Advice on service delivery via telehealth is increasingly prevalent during the current pandemic (CASP, 2020; Rodriguez, 2020). As a science rooted in objective measurable outcomes, it is critical that the advice we give is also effective in producing the outcomes we are expecting. Furthermore, the rise of ACT-related additions (Murrell & Scherbarth, 2006; Pahnke, Lundgren, Hursti, & Hirvikoski, 2014) to the typical behavioral training approaches for employees (Bethay, Wilson, Schnetzer, Nassar, & Bordieri, 2013), clients (Enoch & Dixon, 2017, 2019), and parents (Blackledge & Hayes, 2006; Poddar, Sinha, & Urbi, 2015) necessitates even more proof of concept before inferring such material is warranted for inclusion in enhancing telehealth outcomes.
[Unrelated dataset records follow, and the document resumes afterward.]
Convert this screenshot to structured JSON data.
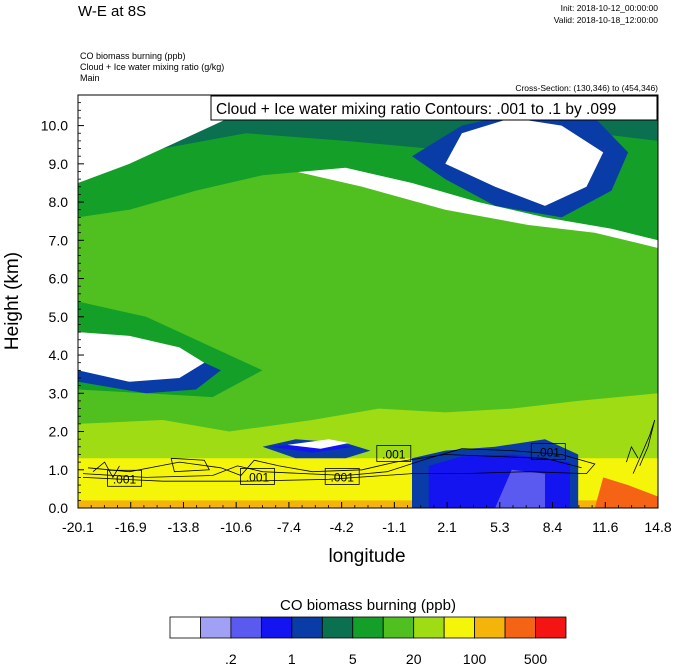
{
  "header": {
    "title": "W-E at 8S",
    "init": "Init: 2018-10-12_00:00:00",
    "valid": "Valid: 2018-10-18_12:00:00",
    "field1": "CO biomass burning   (ppb)",
    "field2": "Cloud + Ice water mixing ratio   (g/kg)",
    "field3": "Main",
    "cross_section": "Cross-Section: (130,346) to (454,346)"
  },
  "chart_data": {
    "type": "heatmap",
    "title": "W-E at 8S",
    "contour_label": "Cloud + Ice water mixing ratio Contours: .001 to .1 by .099",
    "xlabel": "longitude",
    "ylabel": "Height (km)",
    "xlim": [
      -20.1,
      14.8
    ],
    "ylim": [
      0.0,
      10.8
    ],
    "x_ticks": [
      "-20.1",
      "-16.9",
      "-13.8",
      "-10.6",
      "-7.4",
      "-4.2",
      "-1.1",
      "2.1",
      "5.3",
      "8.4",
      "11.6",
      "14.8"
    ],
    "y_ticks": [
      "0.0",
      "1.0",
      "2.0",
      "3.0",
      "4.0",
      "5.0",
      "6.0",
      "7.0",
      "8.0",
      "9.0",
      "10.0"
    ],
    "contour_value_labels": [
      {
        "text": ".001",
        "x": -17.3,
        "y": 0.75
      },
      {
        "text": ".001",
        "x": -9.3,
        "y": 0.8
      },
      {
        "text": ".001",
        "x": -4.2,
        "y": 0.8
      },
      {
        "text": ".001",
        "x": -1.1,
        "y": 1.4
      },
      {
        "text": ".001",
        "x": 8.2,
        "y": 1.45
      }
    ],
    "colorbar": {
      "title": "CO biomass burning  (ppb)",
      "colors": [
        "#ffffff",
        "#a0a0f5",
        "#5a5af0",
        "#1414f0",
        "#0a3ca8",
        "#0a7050",
        "#14a028",
        "#50c020",
        "#a0dc14",
        "#f5f50a",
        "#f5b40a",
        "#f56414",
        "#f51414"
      ],
      "labels": [
        ".2",
        "1",
        "5",
        "20",
        "100",
        "500"
      ]
    },
    "regions": [
      {
        "level": 10,
        "points": [
          [
            -20.1,
            0.0
          ],
          [
            14.8,
            0.0
          ],
          [
            14.8,
            1.0
          ],
          [
            -20.1,
            1.3
          ]
        ]
      },
      {
        "level": 9,
        "points": [
          [
            -20.1,
            0.2
          ],
          [
            14.8,
            0.2
          ],
          [
            14.8,
            3.2
          ],
          [
            12,
            3.8
          ],
          [
            9,
            4.4
          ],
          [
            5,
            4.8
          ],
          [
            0,
            5.2
          ],
          [
            -4,
            5.3
          ],
          [
            -8,
            4.9
          ],
          [
            -11,
            4.1
          ],
          [
            -13,
            3.4
          ],
          [
            -16,
            2.4
          ],
          [
            -20.1,
            2.0
          ]
        ]
      },
      {
        "level": 8,
        "points": [
          [
            -20.1,
            1.3
          ],
          [
            14.8,
            1.3
          ],
          [
            14.8,
            5.5
          ],
          [
            11,
            5.7
          ],
          [
            7,
            6.0
          ],
          [
            3,
            6.3
          ],
          [
            -2,
            6.6
          ],
          [
            -6,
            6.9
          ],
          [
            -10,
            7.0
          ],
          [
            -13,
            6.6
          ],
          [
            -16,
            6.0
          ],
          [
            -20.1,
            6.2
          ]
        ]
      },
      {
        "level": 7,
        "points": [
          [
            -20.1,
            2.2
          ],
          [
            -15,
            2.3
          ],
          [
            -11,
            2.0
          ],
          [
            -6,
            2.3
          ],
          [
            -2,
            2.6
          ],
          [
            2,
            2.5
          ],
          [
            6,
            2.6
          ],
          [
            10,
            2.8
          ],
          [
            14.8,
            3.0
          ],
          [
            14.8,
            6.8
          ],
          [
            11,
            7.2
          ],
          [
            7,
            7.4
          ],
          [
            2,
            7.8
          ],
          [
            -3,
            8.4
          ],
          [
            -7,
            8.8
          ],
          [
            -11,
            9.0
          ],
          [
            -14,
            8.6
          ],
          [
            -17,
            8.0
          ],
          [
            -20.1,
            8.2
          ]
        ]
      },
      {
        "level": 6,
        "points": [
          [
            -20.1,
            3.1
          ],
          [
            -16,
            3.0
          ],
          [
            -12,
            2.9
          ],
          [
            -9,
            3.6
          ],
          [
            -12,
            4.2
          ],
          [
            -16,
            5.0
          ],
          [
            -20.1,
            5.4
          ],
          [
            -20.1,
            7.6
          ],
          [
            -17,
            7.8
          ],
          [
            -13,
            8.3
          ],
          [
            -9,
            8.7
          ],
          [
            -4,
            8.9
          ],
          [
            0,
            8.5
          ],
          [
            4,
            8.0
          ],
          [
            8,
            7.6
          ],
          [
            12,
            7.3
          ],
          [
            14.8,
            7.0
          ],
          [
            14.8,
            10.8
          ],
          [
            -20.1,
            10.8
          ]
        ]
      },
      {
        "level": 5,
        "points": [
          [
            -20.1,
            8.8
          ],
          [
            -15,
            9.4
          ],
          [
            -10,
            9.8
          ],
          [
            -4,
            9.6
          ],
          [
            1,
            9.4
          ],
          [
            6,
            9.6
          ],
          [
            11,
            9.8
          ],
          [
            14.8,
            9.6
          ],
          [
            14.8,
            10.8
          ],
          [
            -20.1,
            10.8
          ]
        ]
      },
      {
        "level": 4,
        "points": [
          [
            -20.1,
            4.2
          ],
          [
            -16,
            4.2
          ],
          [
            -13,
            3.9
          ],
          [
            -11.5,
            3.6
          ],
          [
            -13,
            3.1
          ],
          [
            -16,
            3.0
          ],
          [
            -20.1,
            3.3
          ]
        ]
      },
      {
        "level": 4,
        "points": [
          [
            0,
            9.2
          ],
          [
            3,
            10.0
          ],
          [
            7,
            10.4
          ],
          [
            11,
            10.2
          ],
          [
            13,
            9.3
          ],
          [
            12,
            8.3
          ],
          [
            9,
            7.6
          ],
          [
            5,
            7.9
          ],
          [
            2,
            8.6
          ]
        ]
      },
      {
        "level": 4,
        "points": [
          [
            -9,
            1.6
          ],
          [
            -7,
            1.8
          ],
          [
            -4,
            1.7
          ],
          [
            -2.5,
            1.5
          ],
          [
            -4,
            1.3
          ],
          [
            -7,
            1.3
          ]
        ]
      },
      {
        "level": 3,
        "points": [
          [
            -8.5,
            1.6
          ],
          [
            -6,
            1.7
          ],
          [
            -3.5,
            1.6
          ],
          [
            -6,
            1.45
          ]
        ]
      },
      {
        "level": 4,
        "points": [
          [
            0,
            0.0
          ],
          [
            10,
            0.0
          ],
          [
            10,
            1.4
          ],
          [
            8,
            1.8
          ],
          [
            5,
            1.6
          ],
          [
            2,
            1.5
          ],
          [
            0,
            1.3
          ]
        ]
      },
      {
        "level": 3,
        "points": [
          [
            1,
            0.0
          ],
          [
            9.5,
            0.0
          ],
          [
            9.5,
            1.2
          ],
          [
            6,
            1.4
          ],
          [
            3,
            1.35
          ],
          [
            1,
            1.1
          ]
        ]
      },
      {
        "level": 2,
        "points": [
          [
            5,
            0.0
          ],
          [
            8,
            0.0
          ],
          [
            8,
            0.9
          ],
          [
            6,
            1.0
          ]
        ]
      },
      {
        "level": 0,
        "points": [
          [
            -20.1,
            4.6
          ],
          [
            -17,
            4.5
          ],
          [
            -14,
            4.2
          ],
          [
            -12.5,
            3.8
          ],
          [
            -14,
            3.4
          ],
          [
            -17,
            3.3
          ],
          [
            -20.1,
            3.6
          ]
        ]
      },
      {
        "level": 0,
        "points": [
          [
            -20.1,
            8.5
          ],
          [
            -17,
            9.0
          ],
          [
            -14,
            9.6
          ],
          [
            -11,
            10.2
          ],
          [
            -10,
            10.8
          ],
          [
            -20.1,
            10.8
          ]
        ]
      },
      {
        "level": 0,
        "points": [
          [
            2,
            9.0
          ],
          [
            3,
            9.8
          ],
          [
            6,
            10.2
          ],
          [
            9,
            10.0
          ],
          [
            11.5,
            9.3
          ],
          [
            10.5,
            8.4
          ],
          [
            8,
            7.9
          ],
          [
            5,
            8.4
          ]
        ]
      },
      {
        "level": 0,
        "points": [
          [
            -7.5,
            1.65
          ],
          [
            -5,
            1.8
          ],
          [
            -3.8,
            1.7
          ],
          [
            -5.5,
            1.55
          ]
        ]
      },
      {
        "level": 11,
        "points": [
          [
            11,
            0.0
          ],
          [
            14.8,
            0.0
          ],
          [
            14.8,
            0.3
          ],
          [
            13,
            0.6
          ],
          [
            11.5,
            0.8
          ]
        ]
      }
    ]
  }
}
The previous content details the model of our telehealth ABA parent training curriculum. It includes five self-paced online lessons and details individual consultations parents receive as they move through the program. The content structure covers the majority of behavioral principles and techniques parents need in order to set up the home for the child’s success. The individual consultations complement the online lessons. They deepen parents’ understanding of the course content and allow behavior analysts to have a detailed discussion on parents’ concerns. The brief ACT session during the onboarding meeting, along with the weekly ACT messages, frequently reorients parents to the present moment and enhances parental adherence. Detailed examples are provided so practitioners can replicate this model. Study 2 presents the preliminary data that support the effectiveness of this model. Limitations and suggestions for improvement are also discussed.